Un problema frecuente es que al arrancar solo se arranque un sistema por defecto sin mostrar el menú (por ejemplo, tras instalar Windows). Solución: editar /etc/default/grub para cambiar GRUB_TIMEOUT_STYLE=menu y GRUB_TIMEOUT=10, luego ejecutar update-grub.

7.2 Arranque en modo UEFI que no detecta GRUB

En sistemas UEFI, puede ocurrir que el firmware cargue directamente el gestor de Windows u otro, pasando por alto GRUB. Normalmente se debe añadir manualmente la entrada de arranque en la NVRAM, o en el BIOS/UEFI seleccionar el archivo grubx64.efi.

7.3 Corrupción del MBR o partición EFI

Cuando se altera el MBR, se instala otro gestor de arranque o se borran las entradas UEFI, GRUB deja de arrancar. En estos casos conviene iniciar desde un medio live de Linux, montar la partición y ejecutar de nuevo grub2-install (o equivalente) para restaurar.

7.4 Uso de sistemas de archivos no soportados

Si la partición /boot o / está en un sistema de archivos no totalmente soportado por GRUB (por ejemplo ciertos tipos de Btrfs con características avanzadas), se puede impedir la escritura del archivo grubenv o causar fallos. Algunas distribuciones ofrecen soluciones específicas.

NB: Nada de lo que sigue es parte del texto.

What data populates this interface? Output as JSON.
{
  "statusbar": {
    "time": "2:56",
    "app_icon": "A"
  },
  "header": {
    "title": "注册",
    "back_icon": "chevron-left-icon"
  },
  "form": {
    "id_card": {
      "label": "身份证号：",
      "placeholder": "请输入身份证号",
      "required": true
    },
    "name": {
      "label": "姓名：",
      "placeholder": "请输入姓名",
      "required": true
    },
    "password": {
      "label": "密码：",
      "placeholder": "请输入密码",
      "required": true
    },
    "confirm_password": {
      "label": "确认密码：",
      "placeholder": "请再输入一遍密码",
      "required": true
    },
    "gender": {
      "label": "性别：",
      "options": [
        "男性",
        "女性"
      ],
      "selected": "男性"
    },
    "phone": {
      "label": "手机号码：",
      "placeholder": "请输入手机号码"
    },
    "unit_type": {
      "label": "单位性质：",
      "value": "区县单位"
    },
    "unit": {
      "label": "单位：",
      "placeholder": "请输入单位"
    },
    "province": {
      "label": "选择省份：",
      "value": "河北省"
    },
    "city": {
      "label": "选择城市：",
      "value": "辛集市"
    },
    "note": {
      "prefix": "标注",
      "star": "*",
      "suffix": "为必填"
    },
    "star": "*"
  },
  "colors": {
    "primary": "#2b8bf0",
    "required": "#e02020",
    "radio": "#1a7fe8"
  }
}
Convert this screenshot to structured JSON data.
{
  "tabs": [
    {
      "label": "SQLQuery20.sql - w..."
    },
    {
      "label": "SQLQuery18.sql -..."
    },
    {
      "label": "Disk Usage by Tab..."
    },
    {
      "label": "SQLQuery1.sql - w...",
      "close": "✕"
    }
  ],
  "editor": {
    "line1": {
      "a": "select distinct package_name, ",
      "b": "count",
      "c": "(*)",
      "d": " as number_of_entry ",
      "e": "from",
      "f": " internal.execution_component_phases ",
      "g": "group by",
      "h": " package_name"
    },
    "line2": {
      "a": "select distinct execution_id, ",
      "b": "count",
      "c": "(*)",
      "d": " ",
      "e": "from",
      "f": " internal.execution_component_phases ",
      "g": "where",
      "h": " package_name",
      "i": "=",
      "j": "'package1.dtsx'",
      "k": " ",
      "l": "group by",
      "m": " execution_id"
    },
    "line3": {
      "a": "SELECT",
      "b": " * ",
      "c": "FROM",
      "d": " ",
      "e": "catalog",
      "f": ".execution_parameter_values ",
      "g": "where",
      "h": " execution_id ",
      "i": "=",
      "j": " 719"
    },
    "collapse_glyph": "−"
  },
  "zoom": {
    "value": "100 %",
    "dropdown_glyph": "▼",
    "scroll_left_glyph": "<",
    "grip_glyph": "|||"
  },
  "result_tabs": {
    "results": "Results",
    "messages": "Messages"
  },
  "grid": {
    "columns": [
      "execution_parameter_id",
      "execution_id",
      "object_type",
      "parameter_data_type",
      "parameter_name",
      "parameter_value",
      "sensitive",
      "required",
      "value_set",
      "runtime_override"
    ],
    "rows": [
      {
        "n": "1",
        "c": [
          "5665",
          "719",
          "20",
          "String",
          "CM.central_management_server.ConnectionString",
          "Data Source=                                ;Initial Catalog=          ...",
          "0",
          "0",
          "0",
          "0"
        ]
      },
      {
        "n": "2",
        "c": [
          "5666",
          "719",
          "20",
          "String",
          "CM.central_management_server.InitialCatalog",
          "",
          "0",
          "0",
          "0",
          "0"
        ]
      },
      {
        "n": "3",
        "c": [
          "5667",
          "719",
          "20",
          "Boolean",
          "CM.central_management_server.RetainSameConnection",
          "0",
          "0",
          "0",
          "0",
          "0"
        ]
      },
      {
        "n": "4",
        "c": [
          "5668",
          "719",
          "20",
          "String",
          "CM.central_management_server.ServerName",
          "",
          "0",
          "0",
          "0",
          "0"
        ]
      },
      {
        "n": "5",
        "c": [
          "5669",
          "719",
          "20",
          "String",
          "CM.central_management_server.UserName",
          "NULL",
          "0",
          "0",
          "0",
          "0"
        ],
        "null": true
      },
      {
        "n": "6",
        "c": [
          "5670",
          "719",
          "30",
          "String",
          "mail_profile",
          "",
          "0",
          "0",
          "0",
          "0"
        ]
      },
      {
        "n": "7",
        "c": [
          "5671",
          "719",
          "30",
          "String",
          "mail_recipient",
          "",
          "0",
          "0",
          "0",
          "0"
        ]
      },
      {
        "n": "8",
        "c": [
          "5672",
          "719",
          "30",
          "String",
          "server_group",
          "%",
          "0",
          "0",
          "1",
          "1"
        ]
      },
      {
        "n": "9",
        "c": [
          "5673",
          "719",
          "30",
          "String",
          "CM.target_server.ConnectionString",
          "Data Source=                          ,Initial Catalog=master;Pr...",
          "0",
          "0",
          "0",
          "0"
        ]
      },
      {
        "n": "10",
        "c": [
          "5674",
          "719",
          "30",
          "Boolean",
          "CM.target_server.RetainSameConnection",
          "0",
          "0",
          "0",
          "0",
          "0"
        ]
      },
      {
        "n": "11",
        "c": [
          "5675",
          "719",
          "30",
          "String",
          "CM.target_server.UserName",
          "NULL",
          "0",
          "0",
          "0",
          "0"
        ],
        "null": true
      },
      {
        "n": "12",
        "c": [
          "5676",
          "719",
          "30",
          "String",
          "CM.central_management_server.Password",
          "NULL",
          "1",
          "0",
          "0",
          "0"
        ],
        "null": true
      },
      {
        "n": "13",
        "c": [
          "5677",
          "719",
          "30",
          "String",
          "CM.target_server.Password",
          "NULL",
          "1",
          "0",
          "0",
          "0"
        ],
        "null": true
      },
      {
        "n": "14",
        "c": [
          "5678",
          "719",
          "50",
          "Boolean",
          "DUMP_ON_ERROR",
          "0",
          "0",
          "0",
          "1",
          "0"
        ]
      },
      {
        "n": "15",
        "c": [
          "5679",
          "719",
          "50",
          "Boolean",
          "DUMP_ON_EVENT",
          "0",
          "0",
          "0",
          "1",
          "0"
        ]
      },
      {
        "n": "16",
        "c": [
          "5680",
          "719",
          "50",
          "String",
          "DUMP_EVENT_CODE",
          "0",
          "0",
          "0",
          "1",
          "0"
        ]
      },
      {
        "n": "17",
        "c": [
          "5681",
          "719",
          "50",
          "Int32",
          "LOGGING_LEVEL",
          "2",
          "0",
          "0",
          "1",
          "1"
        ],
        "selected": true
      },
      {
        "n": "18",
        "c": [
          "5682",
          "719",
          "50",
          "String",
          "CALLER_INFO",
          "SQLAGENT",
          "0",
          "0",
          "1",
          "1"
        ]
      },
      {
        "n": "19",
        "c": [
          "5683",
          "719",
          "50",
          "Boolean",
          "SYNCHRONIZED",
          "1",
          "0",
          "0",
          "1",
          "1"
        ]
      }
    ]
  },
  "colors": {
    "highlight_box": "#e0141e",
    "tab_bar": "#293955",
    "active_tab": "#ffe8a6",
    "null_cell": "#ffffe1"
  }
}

8. Conclusiones y recomendaciones

El gestor de arranque GRUB representa la conjunción de tradición, fiabilidad y flexibilidad en el mundo Unix-Linux. Mantener conocimientos sobre GRUB equivale a conservar una capacidad de administración “a nivel de arranque” que muchas herramientas automáticas internamente usan pero pocas veces permiten modificar.

Mis recomendaciones finales serían:

  • En equipos nuevos, utilice siempre GRUB 2 en lugar de versiones antiguas.
  • Mantenga siempre un respaldo del archivo de configuración (/etc/default/grub, grub.cfg) y del esquema de particionado.
  • Adquiera el hábito de revisar qué firmware (BIOS/UEFI) utiliza el sistema antes de la instalación.
  • Para entornos críticos, documente el procedimiento de recuperación de GRUB (por ejemplo, arrancar desde live, reinstalación del gestor).
  • Prefiera una partición /boot simple con sistema de archivos ampliamente soportado (por ejemplo ext4) para evitar sorpresas.
  • Cuando haya sistemas múltiples instalados (multiboot), comprenda que GRUB puede gestionarlos, pero requiere atención: instalar otro sistema operativo puede sobrescribir las entradas de arranque.

Con ese enfoque, se mantiene la filosofía tradicional de “saber qué y cómo arranca” el sistema, y al mismo tiempo se aprovechan las características modernas que GRUB 2 ofrece.

9. Preguntas frecuentes (FAQ)

¿Puedo usar otro gestor de arranque en lugar de GRUB?
Sí. Algunos usuarios optan por otros gestores como systemd‑boot, rEFInd u otros. Sin embargo, GRUB sigue siendo el más universal en sistemas Linux y ofrece amplia compatibilidad.

¿Necesito GRUB para instalar Linux?
El instalador de muchas distribuciones configura automáticamente un gestor de arranque; sin embargo, un administrador prudente debe saber cómo funciona GRUB para recuperar el sistema si algo falla.

¿Qué archivo edito para cambiar el tiempo de espera del menú de GRUB?
En la mayoría de distribuciones, se edita /etc/default/grub y se ajusta la variable GRUB_TIMEOUT. Luego, se ejecuta update-grub o el comando equivalente de la distribución.

¿Por qué no aparece el menú de GRUB en mi arranque?
Puede ser porque GRUB_TIMEOUT_STYLE=hidden o GRUB_TIMEOUT=0, lo que hace que el menú no se muestre. Cambiando estos valores y regenerando grub.cfg normalmente resuelve el problema.

¿GRUB es compatible con UEFI?
Sí. GRUB 2 dispone de soporte para UEFI y se puede instalar en la partición EFI de sistemas modernos.